At the end of 2021, we gradually return to in-person presence, with more people involved and with a new motivation to continue building the project of founding an officially recognized Masorti community in Costa Rica. In February 2022, conversations begin with representatives of the Masortí AmLat board and the community formalization process accelerates. In May 2022, the community was registered with the public registry of Costa Rica, thus giving birth to the Masortí Beit Shalom Jewish Community. That same month the synagogue was inaugurated in the Escazú sector, in San José. Today we have regular Shabbat religious services on Friday and Saturday, classes for children once a week, an introductory course to Judaism approved by the Rabbinical Seminary, and Judaism classes for adults on Thursdays; In addition, the community already has its own cemetery.
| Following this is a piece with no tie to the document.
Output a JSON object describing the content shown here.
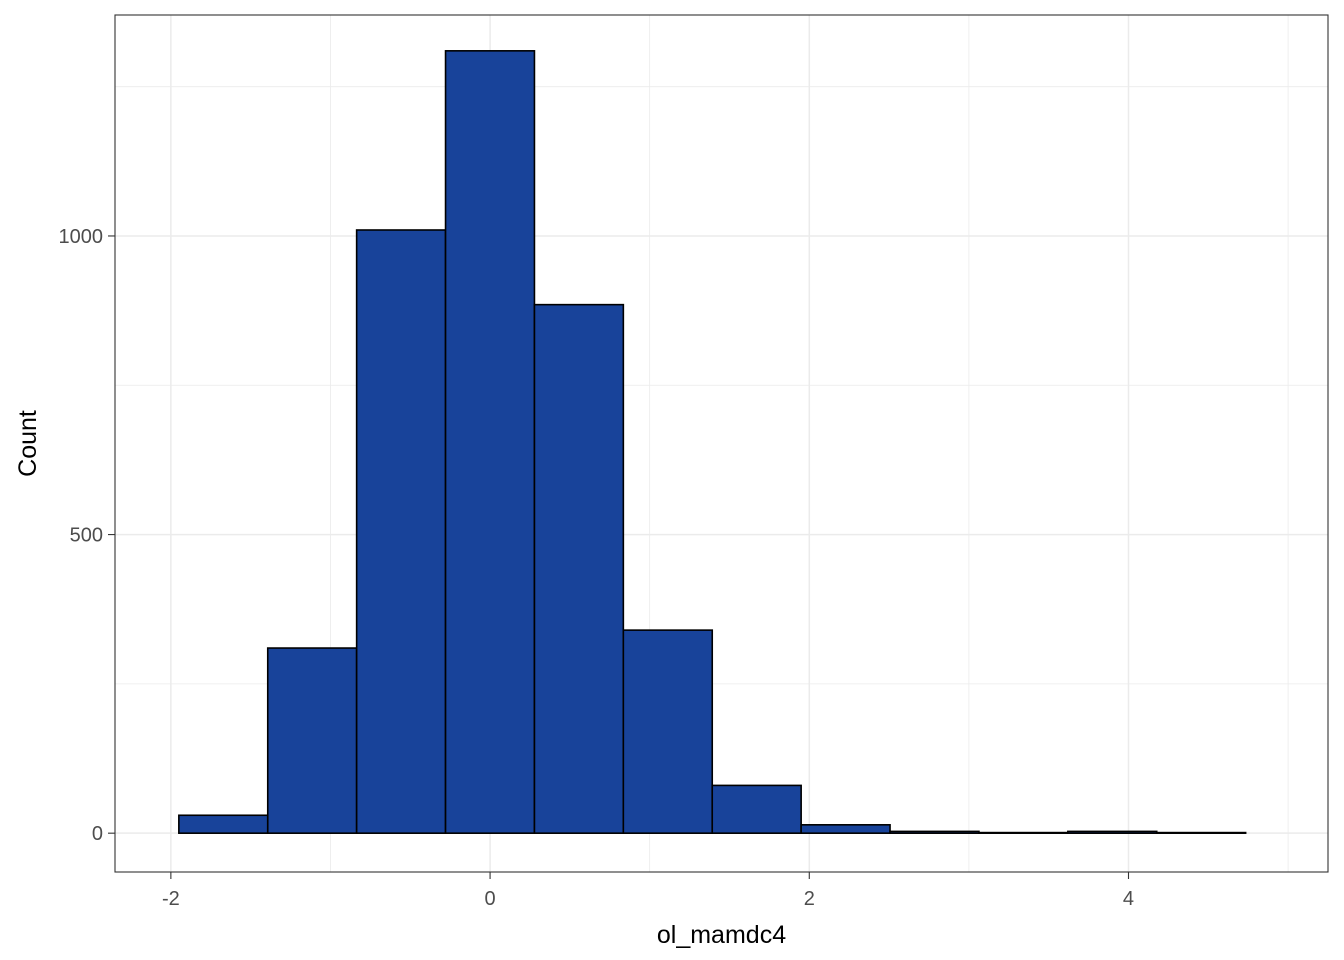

Beit Shalom was founded by Dr. Yaakov Rodríguez as its religious leader, trained as a Chazan and with rabbinic studies from the Sephardic Midrash-Shehebar Sephardic Center in Jerusalem and Mr. Avi Garay as a lay leader. Yaakov Rodríguez serves today as the president and spiritual guide of the community accompanied by a team of volunteers who make up the board of directors and the community work teams.

The community is made up of Jews of Ashkenazi and Sephardic origin in a proportion of more or less 50/50, so religious services combine a mixture of both traditions.

Approximately half of the members are of Costa Rican nationality, but there is a very significant number of permanent resident migrants from France, the United States, Cuba, Spain, Mexico, Colombia, Chile and Argentina.